A simple solution will be to create two sorted arrays (one sorted according to the x values and the second sorted according to the y values). To find y with a given x will take O(logn) , by using binary search. The same for finding x.

I can't use more than one array (of n elements) and each element is a point . I need to find an efficient data structure that can do those actions in an optimal time. I need to find:

T(first function)+T(second action) .

Which data structure is the most efficient in this case?

Thank you very much.

Answer 1

Fundamentally, you just need a pair of maps:

Map<TypeOfX, TypeOfY> mapXtoY;
Map<TypeOfY, TypeOfX> mapYtoX;

You can use any concrete implementation of Map , eg HashMap , TreeMap , LinkedHashMap ...

To add a point, you simply add it to both:

void addPoint(TypeOfX x, TypeOfY y) {
  mapXtoY.put(x, y);
  mapYtoX.put(y, x);
}

And you can get the y for an x by using:

TypeOfY y = mapXtoY.get(x);

and vice versa.

Libraries such as Guava provide BiMap implementations, which maintain this two-directional mapping for you.

Answer 2

Note: I dont read your condition '(xi, yi), (xj, yj) => xi != xj && yi != yj' as you do, to me this only means that the coordinates are unique (not each x and each y).

So you first must create a Point object

public class Point {
    public int x;
    public int y;
    public Point(int x, int y) { this.x = x; this.y = y; }
}

Then store all your points into a unique array (you said you need it)

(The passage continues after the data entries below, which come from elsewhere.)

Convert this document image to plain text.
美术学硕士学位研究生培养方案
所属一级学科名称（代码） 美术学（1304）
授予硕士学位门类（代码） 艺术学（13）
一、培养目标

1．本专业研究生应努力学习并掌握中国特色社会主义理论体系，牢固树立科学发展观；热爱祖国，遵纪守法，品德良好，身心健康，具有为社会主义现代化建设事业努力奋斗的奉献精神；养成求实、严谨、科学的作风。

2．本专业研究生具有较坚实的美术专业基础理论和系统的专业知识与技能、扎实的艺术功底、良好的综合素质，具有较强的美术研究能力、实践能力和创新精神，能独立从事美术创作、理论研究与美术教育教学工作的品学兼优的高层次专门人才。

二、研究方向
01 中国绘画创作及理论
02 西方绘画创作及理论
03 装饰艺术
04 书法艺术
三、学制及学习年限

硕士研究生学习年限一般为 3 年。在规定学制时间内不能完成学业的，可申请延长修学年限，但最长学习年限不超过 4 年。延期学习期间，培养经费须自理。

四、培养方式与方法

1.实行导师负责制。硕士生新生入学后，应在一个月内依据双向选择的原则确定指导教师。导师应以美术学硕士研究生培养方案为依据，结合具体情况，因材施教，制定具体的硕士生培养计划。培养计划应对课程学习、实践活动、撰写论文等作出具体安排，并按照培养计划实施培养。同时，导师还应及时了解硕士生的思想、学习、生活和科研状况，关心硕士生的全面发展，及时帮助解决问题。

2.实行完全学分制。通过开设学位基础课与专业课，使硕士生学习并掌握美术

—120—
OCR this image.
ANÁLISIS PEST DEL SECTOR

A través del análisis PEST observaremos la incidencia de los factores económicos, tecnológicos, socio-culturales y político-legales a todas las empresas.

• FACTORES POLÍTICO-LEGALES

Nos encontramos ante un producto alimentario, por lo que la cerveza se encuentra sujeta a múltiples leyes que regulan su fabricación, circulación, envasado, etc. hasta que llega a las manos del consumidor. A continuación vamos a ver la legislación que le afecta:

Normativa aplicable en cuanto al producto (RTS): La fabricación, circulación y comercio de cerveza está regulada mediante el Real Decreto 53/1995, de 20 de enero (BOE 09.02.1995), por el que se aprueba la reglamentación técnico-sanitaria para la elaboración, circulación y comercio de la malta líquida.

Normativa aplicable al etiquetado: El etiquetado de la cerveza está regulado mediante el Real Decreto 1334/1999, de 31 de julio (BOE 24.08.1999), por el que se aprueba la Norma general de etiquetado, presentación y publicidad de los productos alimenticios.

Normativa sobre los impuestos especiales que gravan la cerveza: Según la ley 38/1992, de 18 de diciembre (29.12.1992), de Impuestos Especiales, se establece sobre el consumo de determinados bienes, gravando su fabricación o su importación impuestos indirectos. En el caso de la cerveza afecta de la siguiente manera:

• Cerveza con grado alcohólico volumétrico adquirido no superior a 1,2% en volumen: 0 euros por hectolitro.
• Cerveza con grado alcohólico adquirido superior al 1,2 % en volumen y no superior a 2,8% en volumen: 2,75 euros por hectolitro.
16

Point[] POINTS = ... // fill your array depending on your input

Finally wrap ths array into a class that provides the methods you need

public class PointCollection {
    public Point[] points;
    public Map<Integer, List<Integer>> mapX = new HashMap<Integer; List<Integer>>();
    public Map<Integer, List<Integer>> mapY = new HashMap<Integer; List<Integer>>();
    public PointCollection(Points[] points) { 
        this.points = points;
        for (Point p : points) {
            mapX.getOrDefault(p.x, new ArrayList<Integer>()).add(p.y);
            mapY.getOrDefault(p.y, new ArrayList<Integer>()).add(p.x);
        }    
    }

    public int[] getMatchingY(int x) {
        List<Integer> result = new ArrayList<Integer>();
        for (Point p : this.points)) {
            if (p.x == x) result.add(p.y);
        }
        return result.toArray(new int[result.size()]);
    }

    public int[] getMatchingX(int y) {
        List<Integer> result = new ArrayList<Integer>();
        for (Point p : this.points)) {
            if (p.y == y) result.add(p.x);
        }
        return result.toArray(new int[result.size()]);
    }

    public int[] getMatchingYFromMap(int x) {
        List<Integer> result = mapX.getOrDefault(x, new ArrayList<Integer>());
        return result.toArray(new int[result.size()]);
    }

    public int[] getMatchingXFromMap(int y) {
        List<Integer> result = mapY.getOrDefault(y, new ArrayList<Integer>());
        return result.toArray(new int[result.size()]);
    }
}

edit: added solution based on map